"Any time you can do that and establish your fastball like that," Callaway said, "you don't give away your good stuff. If you can get through three innings with your fastball, you should do it every time. Establish your fastball. Establish that fastball command. Make them really respect that.
"Then, your offspeed stuff is going to be dominant the rest of the game. That's kind of what we saw."
After the 3-1 win, in which Kluber struck out eight and allowed one unearned run, Callaway asked the pitcher if the exclusive use of his fastball early in the game was by design. Kluber said it was a credit to Gomes, who quickly took note of Chicago's aggressiveness at the plate and decided to try to take advantage for some swift, early-contact outs.
Over 104 pitches, Kluber threw 71 percent strikes, generated 14 outs via ground balls and created 19 outs on three or fewer pitches.
Kluber praised Gomes' ability to balance both a pitcher's strength and a particular hitter's approach.
"He's extremely prepared back there," said Kluber, who struck out eight and walked none in the win. "Based upon what a guy wants to throw or what a certain hitter is looking for, he's good at putting down the right fingers. I definitely rely on him a lot. I'm not just throwing what he puts down, but it definitely gives you that extra confidence when you know how prepared he is and how he goes about it."
Indians manager Terry Francona also took note of Gomes' work behind the plate in Saturday's win.
"Certain pitchers have their routines and rituals," Francona said. "Klubes always comes past me in the entrance to the dugout. Most pitchers go the other way. So it's hard to let a guy go past you without saying something. I caught myself after that thinking, 'Why am I not saying something to Gomer?' He's the one calling the pitches.
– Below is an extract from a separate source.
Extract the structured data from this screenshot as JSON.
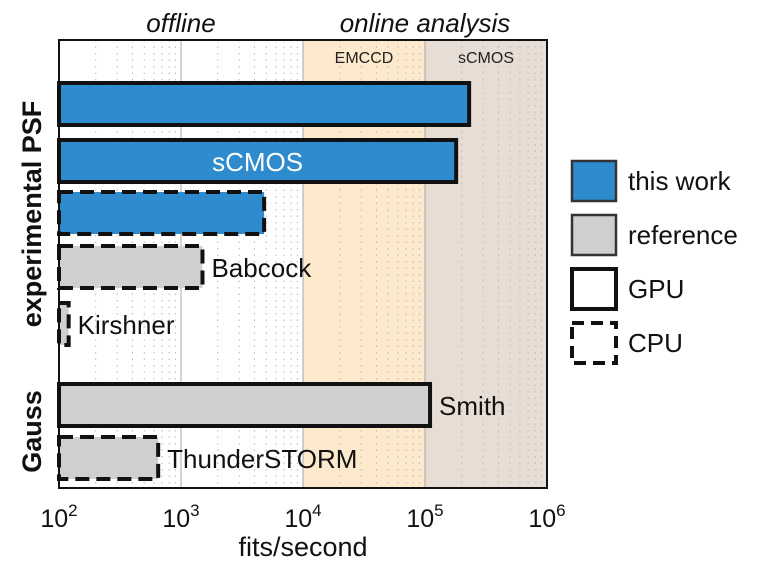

"I make sure I always pat him on the back, too, after Kluber, because you can tell how proud Gomer is after a game like that. That's pretty cool. They obviously have a great working relationship. There's implicit trust, which is really good. That doesn't just happen."
Quote to note
"Hopefully, that's why you do all the work in between [starts] and in the offseason and stuff, so when you get late in the season, you're still in a good spot and you're not wearing down or anything like that. Hopefully that has something to do with it and we can ride it out."
-- Kluber, on still feeling strong into September
• White Sox slugger Paul Konerko, who is retiring after this season, has 48 career home runs against the Indians, marking the 10th-most all-time against Cleveland. Eight of the nine players ahead of him on that list are in the Hall of Fame. Konerko currently has 439 home runs in parts of 18 Major League seasons (16 with Chicago).
"To do it over and over and over every day," Francona said, "and to produce in that way, whether you're beat up or not, and year after year after year, that's quite an accomplishment. He's been so consistent. And he made himself a good hitter."
• Kluber has 223 strikeouts, moving him past Luis Tiant (219 in 1967) and Gaylord Perry (216 in 1974) for 17th place on Cleveland's all-time single-season strikeout list. Kluber has also joined Sam McDowell (six times), Bob Feller (five), Perry (twice), Herb Score (twice) and Tiant as the only Indians pitchers to have a season with at least 220 punchouts.
• First baseman Carlos Santana drew a walk in the first inning on Sunday, giving him 100 on the season. Santana joined Travis Hafner (2006), Jim Thome (six times, most recently in 2002), Andre Thornton (1982) and Al Rosen (1950) as the only players in Indians history to have at least 25 homers and 100 walks in a single season. He hit his 25th homer on Saturday night.